Dr Jeni Klugman, at the World Bank Group shared evidence from recent research, where she stressed that most evidence comes from the North and that we still need to know more on what works in the developing contexts.
– We know from attitudinal studies that change is possible. Four out of ten women have no say in health decisions, but we know from Bangladesh that when men are informed about health, they are more likely to allow the women access to health.
Maria Andersson, Secretary General at RFSU, stressed that both men and women, both girls and boys, must be targeted in order to change norms and attitudes.

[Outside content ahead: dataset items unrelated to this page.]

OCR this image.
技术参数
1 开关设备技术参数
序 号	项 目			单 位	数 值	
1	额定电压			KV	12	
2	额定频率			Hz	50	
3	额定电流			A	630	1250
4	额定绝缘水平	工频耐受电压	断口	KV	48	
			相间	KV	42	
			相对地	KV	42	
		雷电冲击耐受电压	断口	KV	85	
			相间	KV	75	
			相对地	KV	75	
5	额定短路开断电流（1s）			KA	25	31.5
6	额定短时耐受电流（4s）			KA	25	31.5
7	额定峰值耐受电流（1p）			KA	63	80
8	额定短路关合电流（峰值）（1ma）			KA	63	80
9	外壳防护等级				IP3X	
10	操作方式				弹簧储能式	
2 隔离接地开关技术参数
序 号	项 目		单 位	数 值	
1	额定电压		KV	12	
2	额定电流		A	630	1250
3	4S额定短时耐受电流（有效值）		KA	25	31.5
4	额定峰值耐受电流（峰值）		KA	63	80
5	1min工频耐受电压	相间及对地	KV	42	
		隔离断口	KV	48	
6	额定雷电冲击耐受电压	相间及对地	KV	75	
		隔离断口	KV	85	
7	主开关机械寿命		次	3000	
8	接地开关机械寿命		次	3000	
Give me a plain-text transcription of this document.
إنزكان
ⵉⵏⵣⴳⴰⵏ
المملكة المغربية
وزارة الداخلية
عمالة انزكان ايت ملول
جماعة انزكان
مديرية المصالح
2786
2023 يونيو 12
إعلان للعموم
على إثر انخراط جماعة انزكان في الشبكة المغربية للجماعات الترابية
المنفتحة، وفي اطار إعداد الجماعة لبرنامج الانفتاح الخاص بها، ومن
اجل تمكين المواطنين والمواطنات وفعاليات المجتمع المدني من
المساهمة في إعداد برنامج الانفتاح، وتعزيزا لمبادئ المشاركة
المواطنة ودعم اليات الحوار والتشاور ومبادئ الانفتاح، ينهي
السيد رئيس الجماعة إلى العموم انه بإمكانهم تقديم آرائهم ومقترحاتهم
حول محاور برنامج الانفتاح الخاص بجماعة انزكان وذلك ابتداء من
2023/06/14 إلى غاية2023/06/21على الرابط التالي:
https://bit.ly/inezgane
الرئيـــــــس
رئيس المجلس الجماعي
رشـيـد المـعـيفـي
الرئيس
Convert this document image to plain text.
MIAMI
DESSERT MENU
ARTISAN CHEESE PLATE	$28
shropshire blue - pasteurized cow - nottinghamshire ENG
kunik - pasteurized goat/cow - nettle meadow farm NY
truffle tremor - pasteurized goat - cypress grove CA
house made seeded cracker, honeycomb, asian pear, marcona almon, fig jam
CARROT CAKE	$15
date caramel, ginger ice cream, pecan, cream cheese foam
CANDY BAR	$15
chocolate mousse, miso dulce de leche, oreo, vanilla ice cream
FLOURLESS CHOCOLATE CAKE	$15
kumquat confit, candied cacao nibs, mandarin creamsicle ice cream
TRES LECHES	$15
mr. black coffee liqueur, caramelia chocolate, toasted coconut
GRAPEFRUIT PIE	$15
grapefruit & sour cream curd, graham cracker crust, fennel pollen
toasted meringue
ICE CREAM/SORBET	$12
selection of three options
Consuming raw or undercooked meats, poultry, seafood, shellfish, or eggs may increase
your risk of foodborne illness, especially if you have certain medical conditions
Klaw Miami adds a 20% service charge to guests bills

– Our experience is that change occurs at the individual level, but it must be combined with a community focus. To stand up against traditional norms alone is difficult, but if community leaders and key stakeholders are involved, sustainable changes occur. In our work we have reached millions of girls and boys and we see significant results in drop in teenage pregnancies, which obviously also lead to less school drop-out and increased opportunities for income and livelihood. We also see that when couples discuss sexual and reproductive health and rights, this has an impact in how they divide work, both inside and outside the home.
Top three on the post-2015 agenda
The panellists were finally asked to give their top three recommendations for the post-2015 agenda, in terms of involving men and boys for gender equality and women’s empowerment. Hakima Abbas stressed the importance of eradicating poverty at the roots, to move away from the market driven perspective on development to a human rights based approach, and to ensure women’s human rights and financing for development.
Jeni Klugman’s recommendations included starting early – social rules and norms are sticky and evidence shows that work in schools and even pre-school is important; promoting positive roles and examples as well as mobilising men as agents of change in their own right and not only engaging them as instruments for changes for women. Abhijit Das’ stressed that we need to provide a space for holding men accountable and also broaden the arena for change to include the market, the workplace and the media. Maria Andersson’s recommendations included the importance of gender equality as a standalone goal and SRHR as a clear target including comprehensive SRHR education and addressing men as agents of change – not only as a problem.
The Swedish Minister for Gender Equality Maria Arnholm stressed the Swedish position on gender equality as a stand-alone goal for the future post-2015 framework.
The seminar was held on 10 March and was moderated by Carolina Wennerholm, Lead Policy Specialist on Gender Equality at Sida.
* The Commission on the Status of Women (CSW) is a functional commission of the United Nations Economic and Social Council (ECOSOC), It was established in 1946 and is the principal global policy-making body dedicated exclusively to gender equality and advancement of women. Every year, representatives of Member States gather at United Nations Headquarters in New York to evaluate progress on gender equality, identify challenges, set global standards and formulate concrete policies to promote gender equality and women's empowerment worldwide. The 2014 theme is “Challenges and achievements in the implementation of the Millennium Development Goals for women and girls”.